Tech support was among the many services that Cifuentes said he offered to Chapo. He testified that he sent a Colombian systems engineer named Cristián to set up an encrypted network for the cartel in the rugged mountains of Sinaloa. Cifuentes said Cristián hooked Chapo up with wireless internet and a custom network that offered “secure communications.”
Cifuentes appeared to be vigilant about digital security. Prosecutors showed the jury his detailed accounting records, which included items like “cellular inhibitors” and “microphone searchers” among his expenses. “You turn it on during a meeting and there’s no way anyone can tape it or send out anything,” Cifuentes said, describing one of the devices.

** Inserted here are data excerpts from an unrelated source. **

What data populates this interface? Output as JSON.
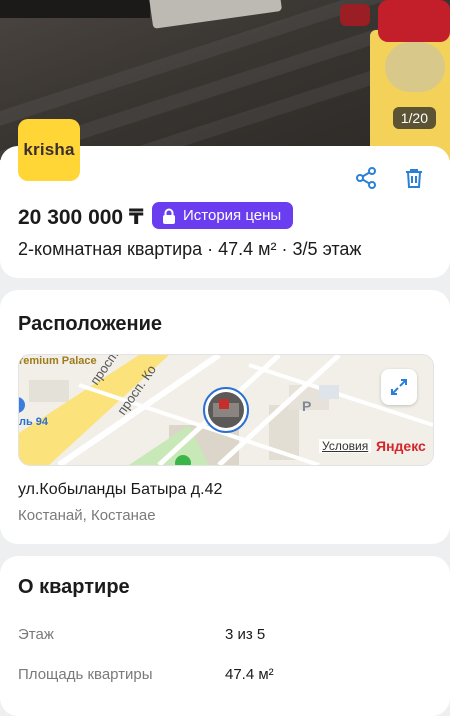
{
  "photo": {
    "counter": "1/20"
  },
  "brand": {
    "logo_text": "krisha"
  },
  "listing": {
    "price": "20 300 000 ₸",
    "price_history_label": "История цены",
    "description": "2-комнатная квартира · 47.4 м² · 3/5 этаж"
  },
  "location": {
    "title": "Расположение",
    "map": {
      "poi_premium": "remium Palace",
      "poi_94": "ль 94",
      "street_1": "просп. К",
      "street_2": "просп. Ко",
      "parking": "P",
      "terms": "Условия",
      "provider": "Яндекс"
    },
    "address": "ул.Кобыланды Батыра д.42",
    "city": "Костанай, Костанае"
  },
  "about": {
    "title": "О квартире",
    "rows": [
      {
        "label": "Этаж",
        "value": "3 из 5"
      },
      {
        "label": "Площадь квартиры",
        "value": "47.4 м²"
      }
    ]
  },
  "colors": {
    "accent": "#6a3df0",
    "logo_bg": "#ffd635",
    "icon_blue": "#2b7fd8"
  }
}
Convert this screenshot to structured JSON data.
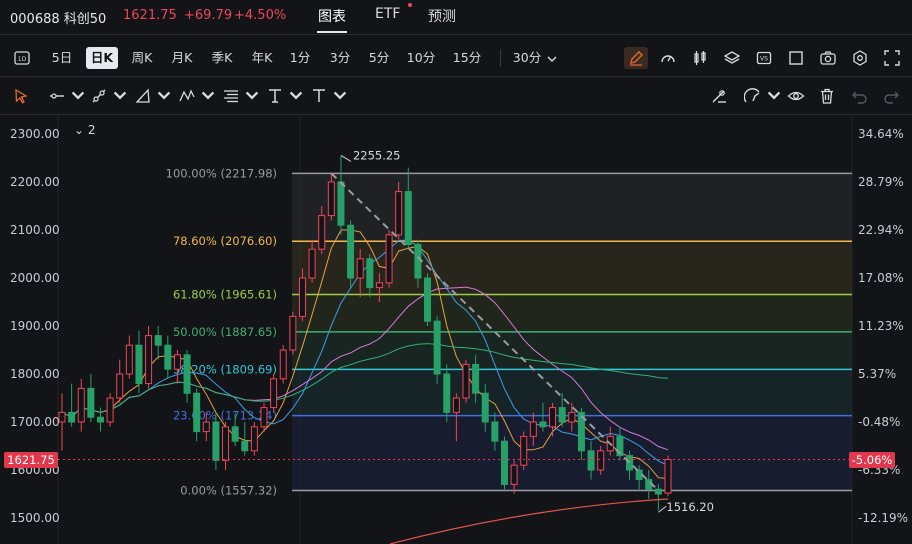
{
  "header": {
    "symbol": "000688 科创50",
    "price": "1621.75",
    "change": "+69.79",
    "change_pct": "+4.50%",
    "tabs": [
      "图表",
      "ETF",
      "预测"
    ]
  },
  "timeframes": {
    "labels": [
      "5日",
      "日K",
      "周K",
      "月K",
      "季K",
      "年K",
      "1分",
      "3分",
      "5分",
      "10分",
      "15分",
      "30分"
    ],
    "active": "日K"
  },
  "collapse_count": "2",
  "current_price_tag": "1621.75",
  "current_pct_tag": "-5.06%",
  "colors": {
    "up": "#f0455a",
    "down": "#26a269",
    "accent": "#e26a2c"
  },
  "chart_data": {
    "type": "candlestick",
    "y_left_ticks": [
      "2300.00",
      "2200.00",
      "2100.00",
      "2000.00",
      "1900.00",
      "1800.00",
      "1700.00",
      "1600.00",
      "1500.00"
    ],
    "y_right_ticks": [
      "34.64%",
      "28.79%",
      "22.94%",
      "17.08%",
      "11.23%",
      "5.37%",
      "-0.48%",
      "-6.33%",
      "-12.19%"
    ],
    "ylim": [
      1470,
      2330
    ],
    "high_label": "2255.25",
    "low_label": "1516.20",
    "fib_levels": [
      {
        "label": "100.00% (2217.98)",
        "value": 2217.98,
        "color": "#9a9ca2"
      },
      {
        "label": "78.60% (2076.60)",
        "value": 2076.6,
        "color": "#f2b84b"
      },
      {
        "label": "61.80% (1965.61)",
        "value": 1965.61,
        "color": "#9bcf4a"
      },
      {
        "label": "50.00% (1887.65)",
        "value": 1887.65,
        "color": "#3fae72"
      },
      {
        "label": "38.20% (1809.69)",
        "value": 1809.69,
        "color": "#35c6d8"
      },
      {
        "label": "23.60% (1713.24)",
        "value": 1713.24,
        "color": "#3f6fe0"
      },
      {
        "label": "0.00% (1557.32)",
        "value": 1557.32,
        "color": "#9a9ca2"
      }
    ],
    "candles": [
      {
        "o": 1700,
        "h": 1760,
        "l": 1640,
        "c": 1720
      },
      {
        "o": 1720,
        "h": 1780,
        "l": 1690,
        "c": 1700
      },
      {
        "o": 1700,
        "h": 1790,
        "l": 1680,
        "c": 1770
      },
      {
        "o": 1770,
        "h": 1800,
        "l": 1700,
        "c": 1710
      },
      {
        "o": 1710,
        "h": 1730,
        "l": 1680,
        "c": 1700
      },
      {
        "o": 1700,
        "h": 1760,
        "l": 1690,
        "c": 1750
      },
      {
        "o": 1750,
        "h": 1830,
        "l": 1740,
        "c": 1800
      },
      {
        "o": 1800,
        "h": 1880,
        "l": 1790,
        "c": 1860
      },
      {
        "o": 1860,
        "h": 1890,
        "l": 1760,
        "c": 1780
      },
      {
        "o": 1780,
        "h": 1900,
        "l": 1770,
        "c": 1880
      },
      {
        "o": 1880,
        "h": 1900,
        "l": 1830,
        "c": 1860
      },
      {
        "o": 1860,
        "h": 1880,
        "l": 1790,
        "c": 1810
      },
      {
        "o": 1810,
        "h": 1850,
        "l": 1780,
        "c": 1840
      },
      {
        "o": 1840,
        "h": 1850,
        "l": 1740,
        "c": 1760
      },
      {
        "o": 1760,
        "h": 1770,
        "l": 1660,
        "c": 1680
      },
      {
        "o": 1680,
        "h": 1720,
        "l": 1660,
        "c": 1700
      },
      {
        "o": 1700,
        "h": 1720,
        "l": 1600,
        "c": 1620
      },
      {
        "o": 1620,
        "h": 1700,
        "l": 1600,
        "c": 1690
      },
      {
        "o": 1690,
        "h": 1720,
        "l": 1650,
        "c": 1660
      },
      {
        "o": 1660,
        "h": 1700,
        "l": 1630,
        "c": 1640
      },
      {
        "o": 1640,
        "h": 1700,
        "l": 1630,
        "c": 1690
      },
      {
        "o": 1690,
        "h": 1740,
        "l": 1680,
        "c": 1730
      },
      {
        "o": 1730,
        "h": 1800,
        "l": 1720,
        "c": 1790
      },
      {
        "o": 1790,
        "h": 1860,
        "l": 1780,
        "c": 1850
      },
      {
        "o": 1850,
        "h": 1930,
        "l": 1840,
        "c": 1920
      },
      {
        "o": 1920,
        "h": 2020,
        "l": 1910,
        "c": 2000
      },
      {
        "o": 2000,
        "h": 2080,
        "l": 1990,
        "c": 2060
      },
      {
        "o": 2060,
        "h": 2150,
        "l": 2050,
        "c": 2130
      },
      {
        "o": 2130,
        "h": 2220,
        "l": 2120,
        "c": 2200
      },
      {
        "o": 2200,
        "h": 2255,
        "l": 2090,
        "c": 2110
      },
      {
        "o": 2110,
        "h": 2120,
        "l": 1980,
        "c": 2000
      },
      {
        "o": 2000,
        "h": 2060,
        "l": 1960,
        "c": 2040
      },
      {
        "o": 2040,
        "h": 2050,
        "l": 1960,
        "c": 1980
      },
      {
        "o": 1980,
        "h": 2010,
        "l": 1950,
        "c": 1990
      },
      {
        "o": 1990,
        "h": 2100,
        "l": 1980,
        "c": 2090
      },
      {
        "o": 2090,
        "h": 2200,
        "l": 2080,
        "c": 2180
      },
      {
        "o": 2180,
        "h": 2230,
        "l": 2060,
        "c": 2070
      },
      {
        "o": 2070,
        "h": 2080,
        "l": 1980,
        "c": 2000
      },
      {
        "o": 2000,
        "h": 2010,
        "l": 1900,
        "c": 1910
      },
      {
        "o": 1910,
        "h": 1920,
        "l": 1780,
        "c": 1800
      },
      {
        "o": 1800,
        "h": 1820,
        "l": 1700,
        "c": 1720
      },
      {
        "o": 1720,
        "h": 1760,
        "l": 1660,
        "c": 1750
      },
      {
        "o": 1750,
        "h": 1830,
        "l": 1740,
        "c": 1820
      },
      {
        "o": 1820,
        "h": 1840,
        "l": 1740,
        "c": 1760
      },
      {
        "o": 1760,
        "h": 1780,
        "l": 1680,
        "c": 1700
      },
      {
        "o": 1700,
        "h": 1720,
        "l": 1640,
        "c": 1660
      },
      {
        "o": 1660,
        "h": 1670,
        "l": 1560,
        "c": 1570
      },
      {
        "o": 1570,
        "h": 1620,
        "l": 1550,
        "c": 1610
      },
      {
        "o": 1610,
        "h": 1680,
        "l": 1600,
        "c": 1670
      },
      {
        "o": 1670,
        "h": 1720,
        "l": 1650,
        "c": 1700
      },
      {
        "o": 1700,
        "h": 1740,
        "l": 1680,
        "c": 1690
      },
      {
        "o": 1690,
        "h": 1740,
        "l": 1670,
        "c": 1730
      },
      {
        "o": 1730,
        "h": 1760,
        "l": 1690,
        "c": 1700
      },
      {
        "o": 1700,
        "h": 1740,
        "l": 1680,
        "c": 1720
      },
      {
        "o": 1720,
        "h": 1730,
        "l": 1620,
        "c": 1640
      },
      {
        "o": 1640,
        "h": 1660,
        "l": 1580,
        "c": 1600
      },
      {
        "o": 1600,
        "h": 1650,
        "l": 1590,
        "c": 1640
      },
      {
        "o": 1640,
        "h": 1690,
        "l": 1630,
        "c": 1670
      },
      {
        "o": 1670,
        "h": 1690,
        "l": 1620,
        "c": 1630
      },
      {
        "o": 1630,
        "h": 1640,
        "l": 1580,
        "c": 1600
      },
      {
        "o": 1600,
        "h": 1610,
        "l": 1560,
        "c": 1580
      },
      {
        "o": 1580,
        "h": 1600,
        "l": 1540,
        "c": 1560
      },
      {
        "o": 1560,
        "h": 1570,
        "l": 1516,
        "c": 1550
      },
      {
        "o": 1552,
        "h": 1630,
        "l": 1545,
        "c": 1621.75
      }
    ]
  }
}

Being the Sinaloa cartel’s tech guru was not an easy job. Prosecutors played the jury excerpts of a taped phone call where Cristián complains about being scolded for the encrypted network being down. Another member of the Cifuentes clan, Jorge’s younger brother Alex, was living with Chapo in the mountains and apparently laying into Cristián about the service outage.
The irony was that authorities were only able to obtain the call because the men were forced to use conventional cellphones while their secure network was down. Cifuentes called Cristián “an irresponsible person,” and said the engineer screwed up by forgetting to renew the license on the software they had purchased.